October 27, 2012

And death shall have no dominion

In the last 48 hours temperatures have plummeted, and last night gusts of freezing wind tore the yellowing leaves from the sycamores at the end of our garden and flung invisible twigs against our living room window. Our little acer, for two weeks now dressed in brightest crimson, is now entirely bare, even the stones on which its pot sits clear of red leaves: they have simply been spirited away. Yet there are still more leaves on the big trees than there are on the lawn, and most of them have yet to turn, despite the drifts on the pavements today:






















Over the coming months they'll break up and rot down, drawn deep underground by worms and beetles and turned, slowly, into soil; soil from which the parent tree, and future trees, will draw sustenance.

And there's another kind of immortality trees can achieve. Those that can be coppiced simply produce new growth when cut down, and in doing so somehow reset their internal clock so that, in theory, regularly coppiced specimens can live forever.
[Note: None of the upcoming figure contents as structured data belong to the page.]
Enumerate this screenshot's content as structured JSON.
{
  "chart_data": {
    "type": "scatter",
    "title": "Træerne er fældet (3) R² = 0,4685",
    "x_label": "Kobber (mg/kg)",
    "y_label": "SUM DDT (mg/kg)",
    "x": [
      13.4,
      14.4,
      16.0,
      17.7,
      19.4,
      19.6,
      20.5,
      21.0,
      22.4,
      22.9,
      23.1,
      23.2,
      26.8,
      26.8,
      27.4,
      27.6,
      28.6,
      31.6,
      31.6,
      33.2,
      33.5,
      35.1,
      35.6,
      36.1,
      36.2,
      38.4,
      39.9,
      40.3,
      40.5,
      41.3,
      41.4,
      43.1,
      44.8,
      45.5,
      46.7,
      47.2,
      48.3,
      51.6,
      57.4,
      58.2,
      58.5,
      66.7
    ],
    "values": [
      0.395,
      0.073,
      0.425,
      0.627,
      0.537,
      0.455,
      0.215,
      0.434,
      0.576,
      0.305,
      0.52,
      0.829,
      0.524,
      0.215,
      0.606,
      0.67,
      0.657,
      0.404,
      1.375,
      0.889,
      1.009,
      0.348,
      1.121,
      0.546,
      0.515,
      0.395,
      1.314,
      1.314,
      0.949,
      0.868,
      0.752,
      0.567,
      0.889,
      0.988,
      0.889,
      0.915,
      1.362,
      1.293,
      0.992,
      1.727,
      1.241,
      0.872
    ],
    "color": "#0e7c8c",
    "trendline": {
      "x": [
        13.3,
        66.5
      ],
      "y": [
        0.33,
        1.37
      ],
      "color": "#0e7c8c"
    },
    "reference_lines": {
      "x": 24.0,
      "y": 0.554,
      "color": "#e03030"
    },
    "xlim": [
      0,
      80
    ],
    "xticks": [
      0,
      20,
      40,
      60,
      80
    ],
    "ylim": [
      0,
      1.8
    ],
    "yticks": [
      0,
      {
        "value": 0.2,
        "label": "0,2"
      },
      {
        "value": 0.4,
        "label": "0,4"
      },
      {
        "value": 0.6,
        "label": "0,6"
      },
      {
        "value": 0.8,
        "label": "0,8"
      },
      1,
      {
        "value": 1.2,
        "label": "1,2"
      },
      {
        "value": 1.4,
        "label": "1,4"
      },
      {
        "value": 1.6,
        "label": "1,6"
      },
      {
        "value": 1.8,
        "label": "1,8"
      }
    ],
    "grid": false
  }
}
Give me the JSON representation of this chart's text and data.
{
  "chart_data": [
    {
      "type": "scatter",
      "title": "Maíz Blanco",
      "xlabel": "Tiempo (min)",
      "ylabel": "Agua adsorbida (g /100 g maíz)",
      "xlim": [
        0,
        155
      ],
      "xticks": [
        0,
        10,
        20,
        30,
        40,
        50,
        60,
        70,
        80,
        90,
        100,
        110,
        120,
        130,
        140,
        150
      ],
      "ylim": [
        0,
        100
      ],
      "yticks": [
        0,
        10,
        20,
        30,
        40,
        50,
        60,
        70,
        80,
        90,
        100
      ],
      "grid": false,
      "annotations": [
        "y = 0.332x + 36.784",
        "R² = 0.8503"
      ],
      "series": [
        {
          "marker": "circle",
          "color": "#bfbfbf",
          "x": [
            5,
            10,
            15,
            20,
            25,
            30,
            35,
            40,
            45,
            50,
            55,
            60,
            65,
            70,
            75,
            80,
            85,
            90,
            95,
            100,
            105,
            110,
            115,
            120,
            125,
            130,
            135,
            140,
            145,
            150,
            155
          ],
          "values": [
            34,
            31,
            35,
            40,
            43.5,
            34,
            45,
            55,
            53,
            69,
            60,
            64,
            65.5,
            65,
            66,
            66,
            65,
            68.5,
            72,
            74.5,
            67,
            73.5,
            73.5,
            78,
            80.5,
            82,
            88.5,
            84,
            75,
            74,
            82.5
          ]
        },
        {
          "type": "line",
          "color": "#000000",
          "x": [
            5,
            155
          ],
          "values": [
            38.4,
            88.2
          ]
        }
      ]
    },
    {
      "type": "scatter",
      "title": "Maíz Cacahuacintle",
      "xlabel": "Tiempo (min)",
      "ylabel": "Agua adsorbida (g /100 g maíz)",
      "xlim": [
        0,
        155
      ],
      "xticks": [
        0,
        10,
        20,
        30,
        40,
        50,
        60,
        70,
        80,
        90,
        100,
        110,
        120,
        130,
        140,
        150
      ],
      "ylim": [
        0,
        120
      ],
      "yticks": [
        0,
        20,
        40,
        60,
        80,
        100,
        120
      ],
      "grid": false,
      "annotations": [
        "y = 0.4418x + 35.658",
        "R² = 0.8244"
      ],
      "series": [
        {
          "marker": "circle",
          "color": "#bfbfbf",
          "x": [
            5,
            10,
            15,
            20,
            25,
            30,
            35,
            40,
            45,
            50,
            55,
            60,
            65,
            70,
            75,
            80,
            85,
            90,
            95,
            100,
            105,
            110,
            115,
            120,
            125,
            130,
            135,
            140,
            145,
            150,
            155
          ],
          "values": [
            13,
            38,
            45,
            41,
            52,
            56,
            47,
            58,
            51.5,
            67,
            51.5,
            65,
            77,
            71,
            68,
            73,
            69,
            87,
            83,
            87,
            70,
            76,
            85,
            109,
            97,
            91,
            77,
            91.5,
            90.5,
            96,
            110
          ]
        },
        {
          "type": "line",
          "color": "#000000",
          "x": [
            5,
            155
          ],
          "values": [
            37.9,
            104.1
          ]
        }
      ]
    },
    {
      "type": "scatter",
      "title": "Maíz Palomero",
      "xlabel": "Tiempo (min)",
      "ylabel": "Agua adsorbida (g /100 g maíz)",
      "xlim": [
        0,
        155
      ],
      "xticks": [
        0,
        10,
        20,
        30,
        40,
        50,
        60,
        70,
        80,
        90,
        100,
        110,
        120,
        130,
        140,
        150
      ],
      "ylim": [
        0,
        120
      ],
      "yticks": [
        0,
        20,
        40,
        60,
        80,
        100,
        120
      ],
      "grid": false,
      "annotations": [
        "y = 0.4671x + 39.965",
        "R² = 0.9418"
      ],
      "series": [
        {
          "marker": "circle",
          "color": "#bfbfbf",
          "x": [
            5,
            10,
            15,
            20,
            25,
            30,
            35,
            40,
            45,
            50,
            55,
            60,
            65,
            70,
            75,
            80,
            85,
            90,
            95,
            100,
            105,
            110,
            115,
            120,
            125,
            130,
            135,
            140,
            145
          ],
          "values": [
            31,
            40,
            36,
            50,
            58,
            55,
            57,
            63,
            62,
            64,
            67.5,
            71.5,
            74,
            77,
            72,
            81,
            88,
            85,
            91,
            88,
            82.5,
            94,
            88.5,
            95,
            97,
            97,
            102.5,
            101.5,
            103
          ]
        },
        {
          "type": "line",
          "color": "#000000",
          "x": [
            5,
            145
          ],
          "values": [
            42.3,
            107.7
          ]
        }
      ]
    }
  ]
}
At Westonbirt Arboretum there are vast lime stools – rings of trees produced when a central trunk is cut and resprouts from its edges and slowly, over time, moves out – that have been genetically tested and shown to be a single organism, and dated to over two thousand years old. We have nothing so impressive near us, though there's a large circle of hazels in Morden Hall Park, and in Brockwell Park this morning I found a single bay laurel (above) which at some point has lost its central trunk and is now a hollow cluster of stems. Like the holly and holm oak it will stay glossy-green all winter, when icy winds like today's have stripped the rest of the black branches bare: an annual miracle that led our forebears to imbue many evergreens with magical or holy powers.

The ways in which trees can triumph over death have long fascinated us, and led us to treat them with respect. If only we still venerated them today.